Langlebigkeit entsteht meiner Ansicht nach durch Vielfalt. Wenn wir immer wieder die gleiche Architektur errichten, riskieren wir, dass sich unsere Vorstellungen von guter Architektur als falsch erweisen. Eine vielfältige gebaute Umwelt ist hingegen resilient und anpassungsfähig. Sie kann auf veränderte Bedürfnisse, gesellschaftliche Entwicklungen oder gar Krisen und Katastrophen besser reagieren. Unterschiedliche Gebäudetypen fördern neue Ideen, Technologien, Konstruktionen, Identitäten und Formen des Zusammenlebens. Eine vielfältige Stadtlandschaft ist attraktiv, lebensbejahend und unterstützt unsere Vitalität. Daher plädiere ich für eine Architekturkultur, die vor allem den Menschen in den Mittelpunkt stellt und Vielfalt fördert. Sie ist nachhaltig, resilient und inspirierend.

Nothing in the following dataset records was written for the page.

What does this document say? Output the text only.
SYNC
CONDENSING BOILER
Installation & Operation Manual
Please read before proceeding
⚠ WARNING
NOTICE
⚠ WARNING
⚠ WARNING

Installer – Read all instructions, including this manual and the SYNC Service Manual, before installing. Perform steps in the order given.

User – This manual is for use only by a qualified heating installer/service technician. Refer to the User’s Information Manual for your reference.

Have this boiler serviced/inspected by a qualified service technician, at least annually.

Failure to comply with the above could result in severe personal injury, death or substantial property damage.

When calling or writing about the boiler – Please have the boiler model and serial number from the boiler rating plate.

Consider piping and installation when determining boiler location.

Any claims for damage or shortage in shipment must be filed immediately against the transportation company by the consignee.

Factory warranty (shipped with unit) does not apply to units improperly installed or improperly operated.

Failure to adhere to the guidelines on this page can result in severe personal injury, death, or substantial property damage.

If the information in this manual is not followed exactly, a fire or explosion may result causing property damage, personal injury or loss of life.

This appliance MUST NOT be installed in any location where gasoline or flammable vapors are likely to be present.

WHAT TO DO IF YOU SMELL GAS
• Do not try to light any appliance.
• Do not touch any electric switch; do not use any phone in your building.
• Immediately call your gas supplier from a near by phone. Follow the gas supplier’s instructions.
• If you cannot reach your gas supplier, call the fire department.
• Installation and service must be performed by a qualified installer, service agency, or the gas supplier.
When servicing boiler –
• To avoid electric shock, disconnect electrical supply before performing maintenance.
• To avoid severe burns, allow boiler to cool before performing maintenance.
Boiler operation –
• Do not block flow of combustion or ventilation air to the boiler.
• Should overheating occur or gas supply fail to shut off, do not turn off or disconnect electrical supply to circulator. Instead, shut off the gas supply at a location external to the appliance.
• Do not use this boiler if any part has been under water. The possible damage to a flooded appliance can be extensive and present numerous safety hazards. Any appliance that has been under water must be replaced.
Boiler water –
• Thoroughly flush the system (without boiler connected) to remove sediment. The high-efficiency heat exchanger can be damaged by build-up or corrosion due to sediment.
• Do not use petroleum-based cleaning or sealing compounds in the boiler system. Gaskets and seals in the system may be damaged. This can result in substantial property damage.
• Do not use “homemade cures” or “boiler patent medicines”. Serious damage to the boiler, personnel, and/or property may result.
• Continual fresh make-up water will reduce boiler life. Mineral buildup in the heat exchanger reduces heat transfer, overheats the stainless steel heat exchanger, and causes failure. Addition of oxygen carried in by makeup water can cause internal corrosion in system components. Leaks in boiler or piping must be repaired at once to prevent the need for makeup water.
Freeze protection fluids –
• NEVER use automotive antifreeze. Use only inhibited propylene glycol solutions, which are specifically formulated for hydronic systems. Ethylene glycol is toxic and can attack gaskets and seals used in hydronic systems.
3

„Ich glaube, dass sowohl das materielle als auch das räumliche Konzept in Symbiose funktionieren sollten. Keines von beiden kann für sich allein stehen […]“
Bei meiner Herangehensweise an die Architektur ähnelt meine Methodik der eines Archäologen, der sich intensiv mit der physischen Realität und den Materialien eines Ortes auseinandersetzt. Dieser Ansatz ermöglicht es, dass Designs auf natürliche Weise entstehen, die mit ihrer Umgebung harmonieren und gleichzeitig auf den historischen Kontext des Ortes reagieren. Ich beschreibe dies als „Archäologie der Zukunft“, bei der die Vergangenheit beeinflusst, wie wir Räume schaffen, die Erinnerungen aktivieren, Sinne ansprechen und Nachhaltigkeit fördern.
Die gründliche Erforschung historischer Materialien und lokaler Ressourcen steht im Mittelpunkt jedes Projekts.
In der Normandie beispielsweise führte der lokale Lehm, der zur Ziegelherstellung verwendet wurde, zu einem Design, das in der Landschaft verwurzelt ist. Diese Methode steht im Einklang mit kohlenstoffarmem Bauen, minimiert den Bedarf an Materialtransporten aus der Ferne und fördert die Umweltverantwortung. Für mich ist Architektur mehr als nur das Erschaffen physischer Räume; sie fungiert als Vermittlerin für soziale Interaktion und gestaltet Räume, die Gemeinschaft, Dialog und Verbindung fördern. Meine Erfahrung in Beirut, einer Stadt, deren Architektur stark von der vielschichtigen Geschichte beeinflusst wird, hat meine Arbeit geprägt. Ich konzentriere mich auf die Symbiose zwischen Architektur, ihrem kulturellen und ökologischen Kontext und den politischen, wirtschaftlichen und sozialen Dynamiken, die einen Raum definieren. Ich glaube, dass sowohl das materielle als auch das räumliche Konzept in Symbiose funktionieren sollten. Keines von beiden kann für sich allein stehen – erfolgreiche Designs entstehen aus der Interaktion zwischen den materiellen Realitäten eines Ortes und seinem historischen und sozialen Kontext. Dieser Ansatz stellt sicher, dass jedes Design tief mit seinem Ort und seinen Menschen in Resonanz tritt und Räume schafft, die nicht nur funktional, sondern auch kulturell und emotional bedeutsam sind.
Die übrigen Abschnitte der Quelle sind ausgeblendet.